For charter school extra credit: What’s the difference between accommodating and cheating?
Last week, the Colorado Department of Education released an outside audit of standardized testing procedures at Pueblo’s Cesar Chavez Academy. In essence, the audit found that while an unusually high number of students received accommodations (usually extra time or a scribe to write down answers)—that wasn’t actually cheating.
The audit has raised questions about what constitutes cheating—and whether by “going soft” on the charter school, the state is inviting more CSAP cheating in the future.
From the Denver Post:
In the most extreme example, auditors authorized by the state’s Department of Education found that almost 87 percent of CCA fifth-graders in 2008 were given extra time on math tests. Statewide, only 4.8 percent received extra time on that same test.
Interestingly, auditors say the extra time appears not to have helped provide an extra advantage to the students. Students performed consistently on tests from year to year whether given more time or not.
But the Pueblo school district says it thinks the state is sending the wrong message by not invalidating the tests on which students were inappropriately given extra time.
Regardless if the documents exist or not, District 60 is concerned about the message the Colorado Department of Education is sending. District 60 officials say the CDE has opened the door for any and every school district to allow students to use extra time, because of their support of the findings that in this case the extra time did not result in increased test scores.
In an interesting twist, Dr. Lawrence Hernandez, founder of Cesar Chavez Academy (who was recently removed from his position as chief executive of the Cesar Chavez Network) claimed that the students deserved the extra time. As he told KKTV:
“There is this misperception that accommodations are for “special needs.” Well all of our kids have some kind of needs. Our kids are low income, they’re kids who’ve struggled, who came from environments where many of them couldn’t read, where many of them were beginning to read.”

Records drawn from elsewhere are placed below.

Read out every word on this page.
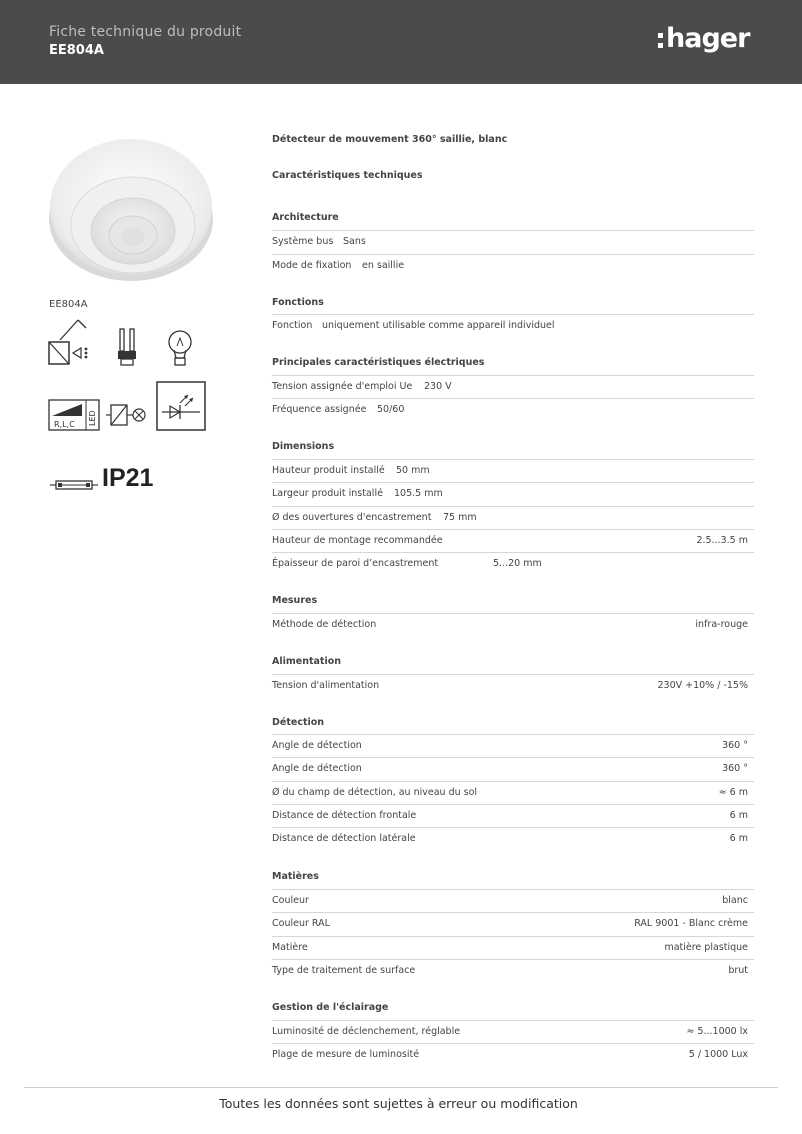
Fiche technique du produit
EE804A	hager
EE804A
R,L,C LED
IP21
Détecteur de mouvement 360° saillie, blanc
Caractéristiques techniques
Architecture
Système bus Sans
Mode de fixation en saillie
Fonctions
Fonction uniquement utilisable comme appareil individuel
Principales caractéristiques électriques
Tension assignée d'emploi Ue 230 V
Fréquence assignée 50/60
Dimensions
Hauteur produit installé 50 mm
Largeur produit installé 105.5 mm
Ø des ouvertures d'encastrement 75 mm
Hauteur de montage recommandée	2.5...3.5 m
Épaisseur de paroi d’encastrement	5...20 mm
Mesures
Méthode de détection	infra-rouge
Alimentation
Tension d'alimentation	230V +10% / -15%
Détection
Angle de détection	360 °
Angle de détection	360 °
Ø du champ de détection, au niveau du sol	≈ 6 m
Distance de détection frontale	6 m
Distance de détection latérale	6 m
Matières
Couleur	blanc
Couleur RAL	RAL 9001 - Blanc crème
Matière	matière plastique
Type de traitement de surface	brut
Gestion de l'éclairage
Luminosité de déclenchement, réglable	≈ 5...1000 lx
Plage de mesure de luminosité	5 / 1000 Lux
Toutes les données sont sujettes à erreur ou modification
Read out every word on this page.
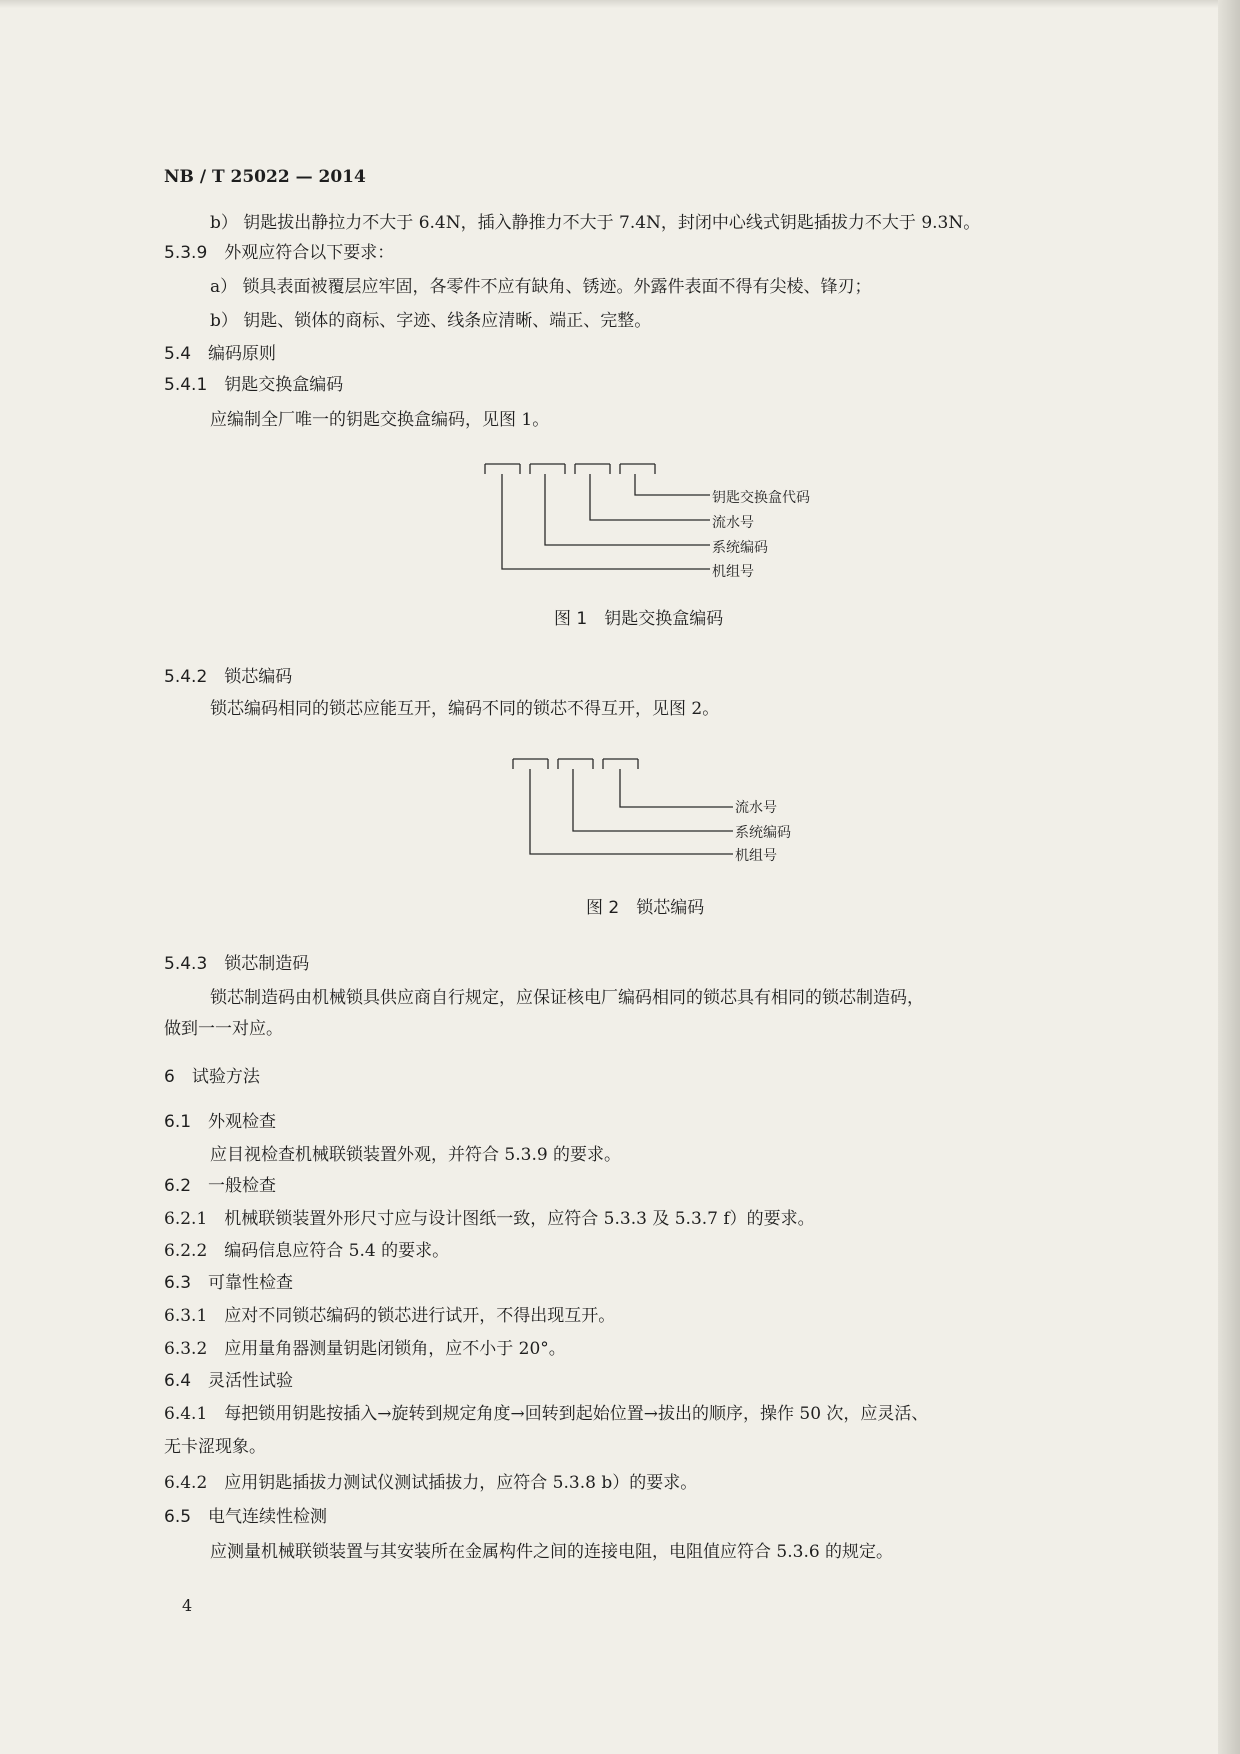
NB / T 25022 — 2014
b） 钥匙拔出静拉力不大于 6.4N，插入静推力不大于 7.4N，封闭中心线式钥匙插拔力不大于 9.3N。
5.3.9　外观应符合以下要求：
a） 锁具表面被覆层应牢固，各零件不应有缺角、锈迹。外露件表面不得有尖棱、锋刃；
b） 钥匙、锁体的商标、字迹、线条应清晰、端正、完整。
5.4　编码原则
5.4.1　钥匙交换盒编码
应编制全厂唯一的钥匙交换盒编码，见图 1。
钥匙交换盒代码
流水号
系统编码
机组号
图 1　钥匙交换盒编码
5.4.2　锁芯编码
锁芯编码相同的锁芯应能互开，编码不同的锁芯不得互开，见图 2。
流水号
系统编码
机组号
图 2　锁芯编码
5.4.3　锁芯制造码
锁芯制造码由机械锁具供应商自行规定，应保证核电厂编码相同的锁芯具有相同的锁芯制造码，
做到一一对应。
6　试验方法
6.1　外观检查
应目视检查机械联锁装置外观，并符合 5.3.9 的要求。
6.2　一般检查
6.2.1　机械联锁装置外形尺寸应与设计图纸一致，应符合 5.3.3 及 5.3.7 f）的要求。
6.2.2　编码信息应符合 5.4 的要求。
6.3　可靠性检查
6.3.1　应对不同锁芯编码的锁芯进行试开，不得出现互开。
6.3.2　应用量角器测量钥匙闭锁角，应不小于 20°。
6.4　灵活性试验
6.4.1　每把锁用钥匙按插入→旋转到规定角度→回转到起始位置→拔出的顺序，操作 50 次，应灵活、
无卡涩现象。
6.4.2　应用钥匙插拔力测试仪测试插拔力，应符合 5.3.8 b）的要求。
6.5　电气连续性检测
应测量机械联锁装置与其安装所在金属构件之间的连接电阻，电阻值应符合 5.3.6 的规定。
4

Weighing in shortly after the audit, The Denver Post pointed out that whether or not the accommodations helped the students is beside the point:
The extra time certainly didn’t hurt their performance.
And even the appearance of an advantage taints the reputation of a school that had attracted national attention for its ability to dramatically improve student performance among minority and impoverished students.
It also most certainly sends the wrong message to kids.
The bad publicity also hurts the charter-school movement, despite the promise shown in many of the schools.
At the Pueblo Chieftan, Managing Editor Steve Henson felt similarly:
Giving students extra time who did not qualify for extra time – they weren’t special-education students, they didn’t have their writing hands in a cast, etc. – IS cheating.
If a student at Bradford and one at Cesar Chavez take the same test, and the student at Cesar Chavez has an extra 10-15 minutes to complete the test, which student has a competitive advantage?
For the auditors to conclude there wasn’t cheating and that the extra time didn’t result in higher test scores is mind-boggling.
The audit, performed by Caveon Testing Security, a Utah firm, cost $25,000. The state is also in the process of scheduling a financial audit to determine if there was any wrongdoing in that arena.